Experiences
Felicis
Venture Fellow • January 2026 - Present
Selected as a Venture Fellow in a highly competitive program focused on leveraging AI and technology for real-world impact. Partnering with Felicis to identify, support, and accelerate early-stage student founders across campus.
Shopify
MLE Intern • May 2025 – Aug 2025
Fraud Detection: Developed a more robust buyer‑fraud detection system by implementing machine learning models with VertexAI and optimizing data pipelines with BigQuery and Dataflow. Improvements to data freshness and analysis increased predictive accuracy, while targeted feature selection significantly reduced training iteration time.
AI Agent Network: Built a distributed agent framework powered by Neo4j, where specialized AI agents collaborated through graph traversal queries. This enabled intelligent task decomposition and significantly improved the quality and efficiency of automated output. Patent filed.
Research
CMU Language Technologies Institute
Jan 2026 – Present
Researching dynamic Mixture-of-Experts (MoE) architectures under Chenyan Xiong, designed to seamlessly integrate private-domain knowledge into Large Language Models while preserving public capabilities. Leveraging memorization sinks and expert specialization, the work employs adaptive routing and mid-training expert duplication to autonomously expand model capacity when novel data arises. This strategy unifies decentralized training environments, such as FlexOlmo, with scalable MoE systems to drive continual learning, effectively balancing strong knowledge isolation with positive transfer.
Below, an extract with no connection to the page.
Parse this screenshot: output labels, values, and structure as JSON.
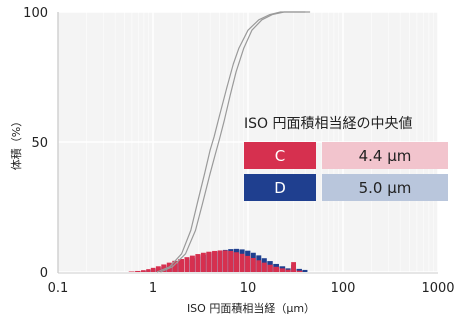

CMU Cosmology Laboratory & CERN
CUDA Researcher • Aug 2024 – Aug 2025
Co-authored FastGraph, a GPU-optimized k-nearest neighbor algorithm that accelerates graph construction in low-dimensional spaces (2–10D) using a bin-partitioned, fully GPU-resident architecture with full gradient-flow support. FastGraph achieves a 20–40× speedup over FAISS, ANNOY, and SCANN with virtually no memory overhead, improving GNN workloads including particle clustering, visual tracking, and large-scale graph clustering.
Engineered PyTorch autograd and gradient operations in C++/CUDA and integrated JIT serialization, reducing KNN runtime by an additional 10% and enabling end-to-end differentiability inside GPU training pipelines.